Special
"She's special and that's why they want her."
Poor little Cody (Holliston Coleman). Only six years
old and already everyone wants a piece of her. Cody's
special in a very particular way in a second-coming
kind of way which, in movie-logic, makes her the
prime target for a slew of Satan's minions, yet again
descending on New York City, as they did so memorably
in Rosemary's Baby and, more recently, in
Schwarzenegger's stab at the occult, End of Days.
Add to this the fact that Cody's primary guardian is
her well-intentioned but startlingly inept Aunt Maggie
(Kim Basinger), and it's clear that the child is in
for a rough time in Bless the Child.
To be fair, some of Aunt Maggie's judgment errors
might be attributed to her understandable lack of
expertise in dealing with the Devil. But this doesn't
mitigate the fact that most of what happens in the
film is plain silly, a function of poor scripting (not
surprisingly, as it's written by a string of people
connected by ands and ampersands) and uninspired
performances by just about everyone involved. Take,
for instance, the apparent extraordinary connection
between Maggie and Cody, most odiously illustrated by
their shared visions of swarming digitized rodents and
swooping digitized gargoyles. This is likely a good
thing, a sign that Maggie's lapsed Catholicism will
not necessarily keep her from salvation when the time
comes. But the visions are also disquieting, not in
themselves (the effects are very cheesy), but in
Maggie's complete inability to handle them
intelligently. Mostly, she appears to pretend they
aren't there, though it's hard to say exactly what
she's thinking, as she closes her eyes, crinkles her
nose, and looks fretful and, um, fragile.

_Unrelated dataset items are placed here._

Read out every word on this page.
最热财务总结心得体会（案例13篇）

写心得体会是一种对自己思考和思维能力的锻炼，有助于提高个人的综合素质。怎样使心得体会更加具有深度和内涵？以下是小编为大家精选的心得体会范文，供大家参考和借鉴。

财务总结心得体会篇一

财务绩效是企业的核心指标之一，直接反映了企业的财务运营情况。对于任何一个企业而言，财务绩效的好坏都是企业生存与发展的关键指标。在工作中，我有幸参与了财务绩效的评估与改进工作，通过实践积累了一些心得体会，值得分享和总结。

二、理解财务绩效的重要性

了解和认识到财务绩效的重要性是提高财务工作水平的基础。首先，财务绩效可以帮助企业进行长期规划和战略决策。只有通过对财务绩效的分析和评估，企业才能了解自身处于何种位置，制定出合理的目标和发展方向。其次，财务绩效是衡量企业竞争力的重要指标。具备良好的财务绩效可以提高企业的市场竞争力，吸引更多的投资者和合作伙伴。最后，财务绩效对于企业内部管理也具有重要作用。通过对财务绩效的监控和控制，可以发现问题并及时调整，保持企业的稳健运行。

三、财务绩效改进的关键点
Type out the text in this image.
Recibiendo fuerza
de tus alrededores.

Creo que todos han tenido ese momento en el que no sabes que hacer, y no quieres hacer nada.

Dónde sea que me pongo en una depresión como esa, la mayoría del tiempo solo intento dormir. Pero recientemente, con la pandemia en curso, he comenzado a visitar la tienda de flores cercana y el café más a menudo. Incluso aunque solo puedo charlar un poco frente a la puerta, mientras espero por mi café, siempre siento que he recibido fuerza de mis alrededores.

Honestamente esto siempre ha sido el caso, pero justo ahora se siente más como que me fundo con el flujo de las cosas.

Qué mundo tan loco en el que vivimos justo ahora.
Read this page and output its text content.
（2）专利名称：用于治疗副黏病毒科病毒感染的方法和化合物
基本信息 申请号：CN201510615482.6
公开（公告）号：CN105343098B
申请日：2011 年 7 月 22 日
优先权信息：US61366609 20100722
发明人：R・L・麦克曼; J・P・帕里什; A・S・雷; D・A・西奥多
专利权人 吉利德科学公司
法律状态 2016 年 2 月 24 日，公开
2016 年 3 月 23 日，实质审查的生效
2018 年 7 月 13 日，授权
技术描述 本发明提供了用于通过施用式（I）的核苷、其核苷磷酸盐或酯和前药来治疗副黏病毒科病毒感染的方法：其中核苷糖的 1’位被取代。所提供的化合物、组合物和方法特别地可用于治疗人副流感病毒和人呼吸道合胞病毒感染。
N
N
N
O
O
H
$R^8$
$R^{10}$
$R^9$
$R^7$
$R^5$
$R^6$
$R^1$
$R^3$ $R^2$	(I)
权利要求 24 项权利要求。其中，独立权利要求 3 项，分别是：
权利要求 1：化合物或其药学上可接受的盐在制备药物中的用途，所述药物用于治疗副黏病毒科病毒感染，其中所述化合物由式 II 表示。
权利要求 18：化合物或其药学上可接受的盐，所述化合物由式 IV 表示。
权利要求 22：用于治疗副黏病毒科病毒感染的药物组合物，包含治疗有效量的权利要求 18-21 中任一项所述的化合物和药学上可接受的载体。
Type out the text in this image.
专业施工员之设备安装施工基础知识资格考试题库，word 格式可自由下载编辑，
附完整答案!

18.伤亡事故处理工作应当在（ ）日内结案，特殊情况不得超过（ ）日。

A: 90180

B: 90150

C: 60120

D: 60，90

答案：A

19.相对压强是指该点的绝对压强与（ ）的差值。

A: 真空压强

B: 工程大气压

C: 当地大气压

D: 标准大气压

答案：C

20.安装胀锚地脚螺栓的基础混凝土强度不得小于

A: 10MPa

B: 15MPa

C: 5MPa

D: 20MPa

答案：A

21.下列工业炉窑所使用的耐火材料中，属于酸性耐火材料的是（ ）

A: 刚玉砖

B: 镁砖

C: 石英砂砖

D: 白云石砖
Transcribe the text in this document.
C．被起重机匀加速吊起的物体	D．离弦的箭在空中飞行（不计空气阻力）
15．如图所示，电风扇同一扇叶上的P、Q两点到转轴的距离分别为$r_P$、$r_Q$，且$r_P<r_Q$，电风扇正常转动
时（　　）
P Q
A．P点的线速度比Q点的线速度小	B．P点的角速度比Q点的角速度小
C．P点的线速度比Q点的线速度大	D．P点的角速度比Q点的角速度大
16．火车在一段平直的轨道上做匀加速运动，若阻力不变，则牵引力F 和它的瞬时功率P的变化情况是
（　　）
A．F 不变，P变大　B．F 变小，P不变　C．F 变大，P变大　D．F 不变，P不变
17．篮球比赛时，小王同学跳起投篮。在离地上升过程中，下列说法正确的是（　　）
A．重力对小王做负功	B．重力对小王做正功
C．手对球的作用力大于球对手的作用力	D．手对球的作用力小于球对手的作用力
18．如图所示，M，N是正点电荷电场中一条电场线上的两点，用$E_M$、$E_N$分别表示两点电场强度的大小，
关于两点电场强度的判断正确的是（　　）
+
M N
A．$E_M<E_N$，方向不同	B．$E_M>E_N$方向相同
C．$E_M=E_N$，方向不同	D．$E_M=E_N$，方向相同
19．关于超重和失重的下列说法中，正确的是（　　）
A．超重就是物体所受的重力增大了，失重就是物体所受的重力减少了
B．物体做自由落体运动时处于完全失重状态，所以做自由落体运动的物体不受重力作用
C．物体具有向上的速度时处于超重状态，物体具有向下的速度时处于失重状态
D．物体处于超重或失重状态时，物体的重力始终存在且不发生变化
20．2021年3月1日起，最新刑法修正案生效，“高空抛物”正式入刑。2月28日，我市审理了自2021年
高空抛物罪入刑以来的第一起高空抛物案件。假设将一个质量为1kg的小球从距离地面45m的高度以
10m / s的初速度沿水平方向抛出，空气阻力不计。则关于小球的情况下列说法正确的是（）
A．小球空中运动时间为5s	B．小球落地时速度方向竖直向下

So okay, battling demons may not be her strong suit,
but it is her major task in this movie. As a friend of
mine put it during one acutely egregious scene in
which Maggie and Cody are chased by the bad guys'
limo, and Maggie pulls over and accidentally sends
Cody straight into their wide-open arms "Kim's not
very good at this, is she?" Truthfully, she's not.
Then again, she's not usually called on to save the
day. In fact, looking fragile is what Basinger does
best, what wins her prizes and acclaim. Being that she
is not only famously insecure and but also rewarded
for looking like she is, she usually brings to her
roles a sense of her own vulnerability, her seeming
uneasiness in her own skin. She brings a sense that
she is, indeed, special. And even if you and I might
not think that looking fragile is the best way to
fight the Devil, in Bless the Child, it turns out to
be a very effective mode indeed.
Again, to bend over backwards to be fair, you might
assume that Basinger's Maggie a psychiatric nurse
who works in an ER is capable enough for standard
plotting. But she's up against it in this movie (which
producer Mace Neufeld is hopefully calling a follow-up
to his previous Satan flick, The Omen), as she's
sent headlong into a situation dire enough to make
even the most ferocious filmic hero anxious.
This direness is immediately manifest in the first
scene, set around Christmastime: Maggie is riding the
bus home from work you know, one of those
Hollywoody shorthands for righteous humility when
she's approached by a Caribbean woman, who chatters on
about the Star of Bethlehem and seeing the light. You
can bet Maggie's about to see some light whether she
wants to or not. It's another shorthand: beware
Caribbean ladies on public transportation.
A few minutes later, the trouble begins, when Maggie's
junkie sister Jenna (Angela Bettis, a patient with
Winona in Girl, Interrupted) brings her infant
daughter that would be Cody to Maggie's place,
mumbles something about her being special, then
disappears into the night. Maggie raises the girl
(shown in a significant-growing-up-moments montage
reminiscent of the one Madonna and her little boy do
in The Next Best Thing) and whoosh Cody's six and
being diagnosed as sort of autistic but not really.
She rocks a bit and stares hard, spins her toys
without touching them, and has nightmares that
correspond with Maggie's. She also brings dead pigeons
back to life, like a party trick for her fellow
special ed students. Even though there are reports of
a serial killer of six-year-olds on the tv news every
night and Maggie is repeatedly mystified by her own
bad dreams and Cody's tricks (when she even spots
them: like I say, she's exceedingly slow on the
uptake), life for the twosome is, on its surface,
good. (To make sure you're not lulled into a comfort
zone, though, the film shows you scenes that stuff
Maggie doesn't know about, just so you remember:
beware bald thuggy guys who lure young children into
their vans.)
Disaster strikes in the form of the bad junkie mom's
return, or rather, in her companions, her new
husband/youth cult leader Eric Stark (Rufus Sewell)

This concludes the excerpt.